The U.S. team is still analyzing antibiotic resistance data from its study. But even if doxyPEP increases resistance in N. gonorrhoeae, it won’t have a practical impact because a different antibiotic class is now used to treat gonorrhea, notes Connie Celum, an epidemiologist at the University of Washington, Seattle, and one of the principal investigators. “I really don’t see that as a major downside,” she says. Besides, doxyPEP would only be recommended for people at high risk of STIs, a relatively small group, she says.

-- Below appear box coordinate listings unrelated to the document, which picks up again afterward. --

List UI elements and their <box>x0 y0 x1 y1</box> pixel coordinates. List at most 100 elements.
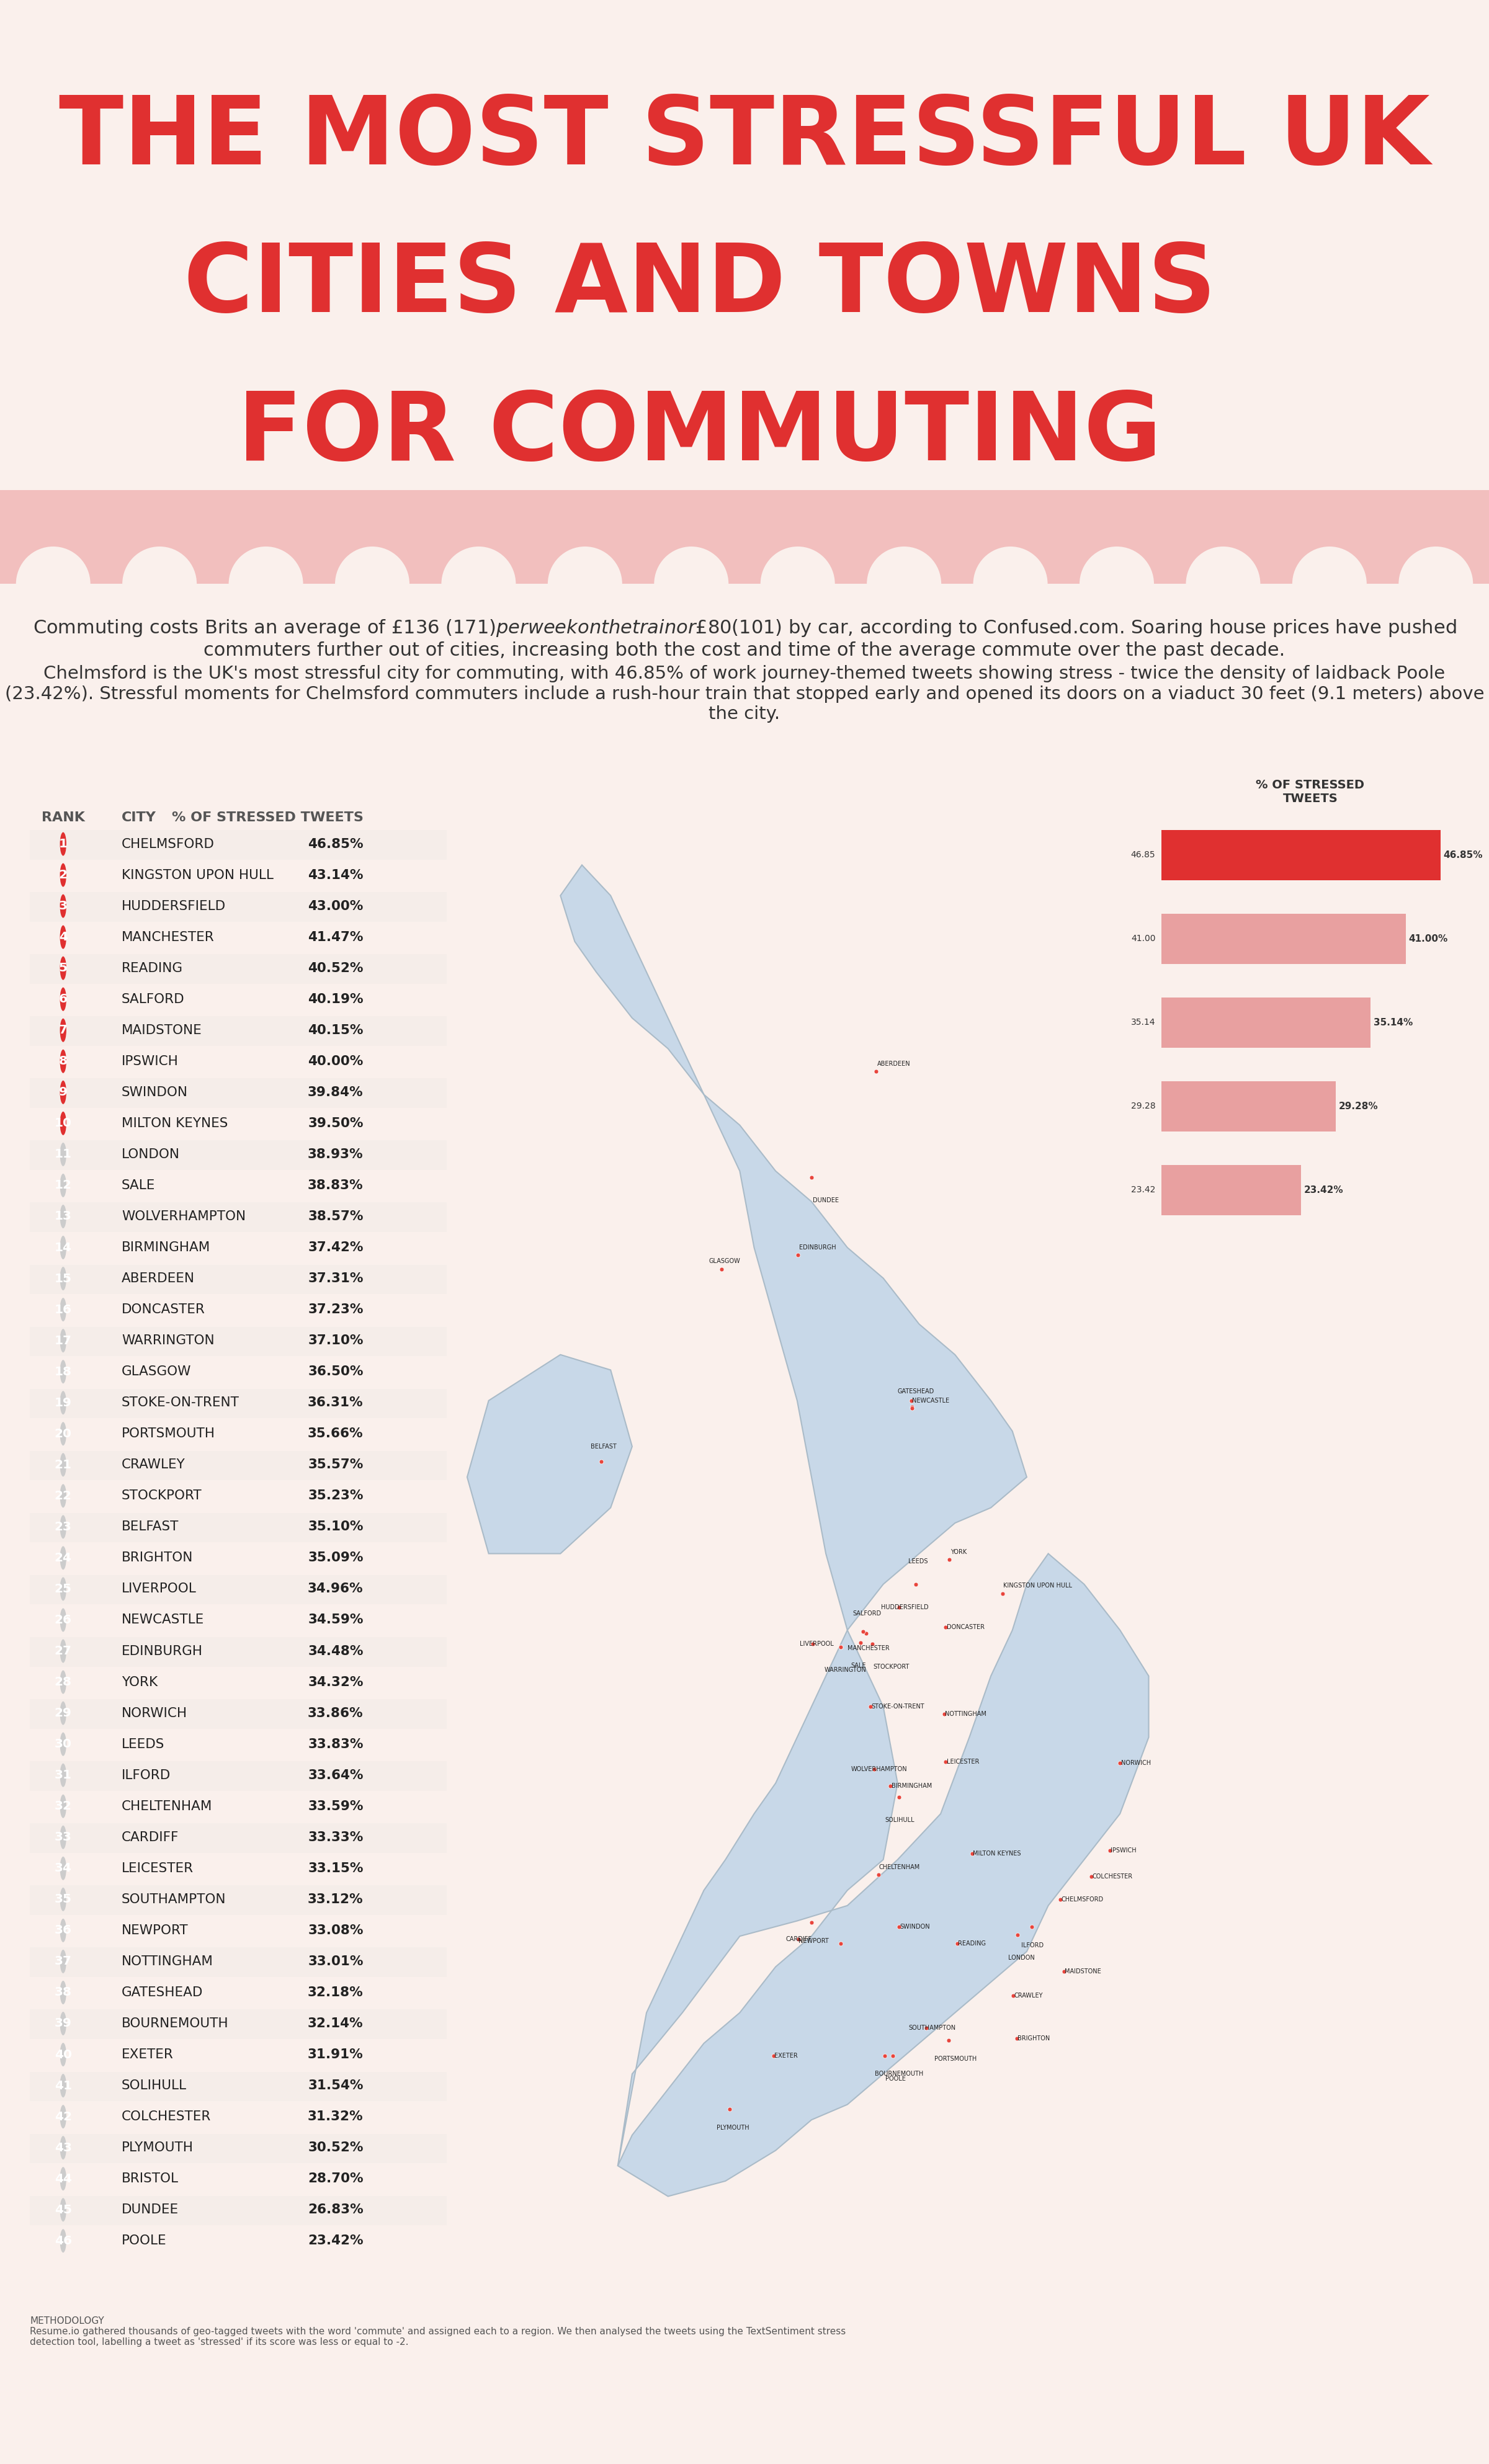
Text: STOCKPORT: STOCKPORT <box>874 1663 910 1671</box>
Text: 31.32%: 31.32% <box>308 2112 363 2124</box>
Text: ABERDEEN: ABERDEEN <box>877 1062 910 1067</box>
Ellipse shape <box>548 547 622 621</box>
Text: MILTON KEYNES: MILTON KEYNES <box>122 1116 228 1129</box>
Text: LEEDS: LEEDS <box>122 1737 165 1749</box>
Text: 41.00: 41.00 <box>1132 934 1155 944</box>
FancyBboxPatch shape <box>30 2011 447 2040</box>
Circle shape <box>60 1050 67 1074</box>
Circle shape <box>60 2075 67 2097</box>
Circle shape <box>60 1111 67 1136</box>
Text: MAIDSTONE: MAIDSTONE <box>122 1025 203 1037</box>
Text: 34.48%: 34.48% <box>308 1646 363 1658</box>
Text: METHODOLOGY
Resume.io gathered thousands of geo-tagged tweets with the word 'com: METHODOLOGY Resume.io gathered thousands… <box>30 2316 846 2348</box>
Text: BRIGHTON: BRIGHTON <box>1017 2035 1050 2043</box>
Text: 37.23%: 37.23% <box>308 1303 363 1316</box>
Text: PORTSMOUTH: PORTSMOUTH <box>122 1427 216 1439</box>
Text: THE MOST STRESSFUL UK: THE MOST STRESSFUL UK <box>60 91 1429 185</box>
Text: 35.57%: 35.57% <box>308 1459 363 1471</box>
FancyBboxPatch shape <box>30 1885 447 1915</box>
Text: NEWCASTLE: NEWCASTLE <box>122 1614 204 1626</box>
Text: BRISTOL: BRISTOL <box>122 2173 179 2186</box>
Text: 9: 9 <box>60 1087 67 1099</box>
Text: ILFORD: ILFORD <box>1021 1942 1044 1949</box>
Text: BIRMINGHAM: BIRMINGHAM <box>122 1242 210 1254</box>
Text: 30.52%: 30.52% <box>308 2141 363 2154</box>
Circle shape <box>60 1545 67 1570</box>
FancyBboxPatch shape <box>30 1390 447 1419</box>
Text: 41.00%: 41.00% <box>1409 934 1447 944</box>
Text: 34: 34 <box>55 1863 71 1875</box>
Ellipse shape <box>1080 547 1154 621</box>
Text: 11: 11 <box>55 1148 71 1161</box>
Circle shape <box>60 1483 67 1508</box>
Text: 26.83%: 26.83% <box>308 2203 363 2215</box>
Circle shape <box>60 1609 67 1631</box>
Text: 35: 35 <box>55 1892 71 1905</box>
FancyBboxPatch shape <box>30 1451 447 1481</box>
Circle shape <box>60 1639 67 1663</box>
Text: 32.14%: 32.14% <box>308 2018 363 2030</box>
Text: 33.59%: 33.59% <box>308 1801 363 1814</box>
Circle shape <box>60 1700 67 1725</box>
Ellipse shape <box>1292 547 1367 621</box>
Text: % OF STRESSED
TWEETS: % OF STRESSED TWEETS <box>1257 779 1364 806</box>
Text: Chelmsford is the UK's most stressful city for commuting, with 46.85% of work jo: Chelmsford is the UK's most stressful ci… <box>4 665 1485 722</box>
Text: CHELTENHAM: CHELTENHAM <box>122 1801 213 1814</box>
Text: STOKE-ON-TRENT: STOKE-ON-TRENT <box>871 1703 925 1710</box>
Text: 19: 19 <box>55 1397 71 1409</box>
Circle shape <box>60 1328 67 1353</box>
Text: 41: 41 <box>55 2080 71 2092</box>
Circle shape <box>60 1919 67 1942</box>
Circle shape <box>60 1237 67 1259</box>
Text: MAIDSTONE: MAIDSTONE <box>1065 1969 1102 1974</box>
Text: 20: 20 <box>55 1427 71 1439</box>
Text: COLCHESTER: COLCHESTER <box>122 2112 211 2124</box>
Text: POOLE: POOLE <box>886 2075 905 2082</box>
Text: 46.85: 46.85 <box>1130 850 1155 860</box>
Text: 35.14: 35.14 <box>1132 1018 1155 1027</box>
Text: 37.10%: 37.10% <box>308 1335 363 1348</box>
Polygon shape <box>468 1355 633 1555</box>
Text: 42: 42 <box>55 2112 71 2122</box>
Text: HUDDERSFIELD: HUDDERSFIELD <box>881 1604 929 1611</box>
Text: IPSWICH: IPSWICH <box>122 1055 179 1067</box>
Text: 35.23%: 35.23% <box>308 1491 363 1503</box>
Text: 33.86%: 33.86% <box>308 1708 363 1720</box>
Text: GLASGOW: GLASGOW <box>709 1259 740 1264</box>
FancyBboxPatch shape <box>30 1513 447 1542</box>
Text: 33.01%: 33.01% <box>308 1956 363 1969</box>
Text: % OF STRESSED TWEETS: % OF STRESSED TWEETS <box>171 811 363 823</box>
Text: 35.10%: 35.10% <box>308 1520 363 1533</box>
Circle shape <box>60 1949 67 1974</box>
Text: 36.50%: 36.50% <box>308 1365 363 1377</box>
Text: 26: 26 <box>55 1614 71 1626</box>
Text: 37: 37 <box>55 1956 71 1966</box>
Text: 46.85%: 46.85% <box>308 838 363 850</box>
FancyBboxPatch shape <box>30 1326 447 1355</box>
FancyBboxPatch shape <box>30 1015 447 1045</box>
Text: 31: 31 <box>55 1769 71 1781</box>
Text: 36: 36 <box>55 1924 71 1937</box>
Circle shape <box>60 1422 67 1446</box>
Text: 35.14%: 35.14% <box>1374 1018 1413 1027</box>
Text: KINGSTON UPON HULL: KINGSTON UPON HULL <box>1004 1582 1072 1589</box>
Text: SWINDON: SWINDON <box>899 1924 931 1929</box>
Text: 28.70%: 28.70% <box>308 2173 363 2186</box>
FancyBboxPatch shape <box>30 1574 447 1604</box>
Ellipse shape <box>867 547 941 621</box>
Circle shape <box>60 2166 67 2190</box>
Circle shape <box>60 2011 67 2035</box>
Circle shape <box>60 862 67 887</box>
Text: 29.28: 29.28 <box>1130 1101 1155 1111</box>
Text: CHELTENHAM: CHELTENHAM <box>879 1865 920 1870</box>
Text: 29.28%: 29.28% <box>1339 1101 1379 1111</box>
Text: 32: 32 <box>55 1801 71 1811</box>
Text: PLYMOUTH: PLYMOUTH <box>122 2141 194 2154</box>
Ellipse shape <box>441 547 515 621</box>
Text: READING: READING <box>957 1942 986 1947</box>
Text: IPSWICH: IPSWICH <box>1111 1848 1136 1853</box>
FancyBboxPatch shape <box>30 1823 447 1853</box>
Text: NOTTINGHAM: NOTTINGHAM <box>122 1956 213 1969</box>
Circle shape <box>60 1794 67 1818</box>
Text: NEWCASTLE: NEWCASTLE <box>913 1397 950 1404</box>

Celum is also involved in a doxyPEP study of Kenyan women who take PrEP for HIV and have disproportionately high rates of STIs. “We need interventions now, and this is a safe, inexpensive, well-tolerated drug that really seems to have few downsides,” she says. And treating those at highest risk may help reduce the spread of the STIs in the wider population, Celum adds.
The strategy may have other downsides, however, notes Christopher Fairley, who heads the Melbourne Sexual Health Centre at Monash University, Clayton. Antibiotics can disrupt the bacterial microbiome in the gut, for example, and resistance genes can jump between bacteria. Many gonorrhea and chlamydia infections cause no symptoms, resolve without treatment, and are “of no great significance,” he adds. (Untreated syphilis, in contrast, can damage the eyes, ears, and brain, and can lead to miscarriage and stillbirth in pregnant people.)
But Klausner says the benefits outweigh the risks. Some physicians who treat MSM already prescribe doxycycline for STI protection, he notes. “Patients in the community know about it,” he says. “The time is now to come up with recommendations.”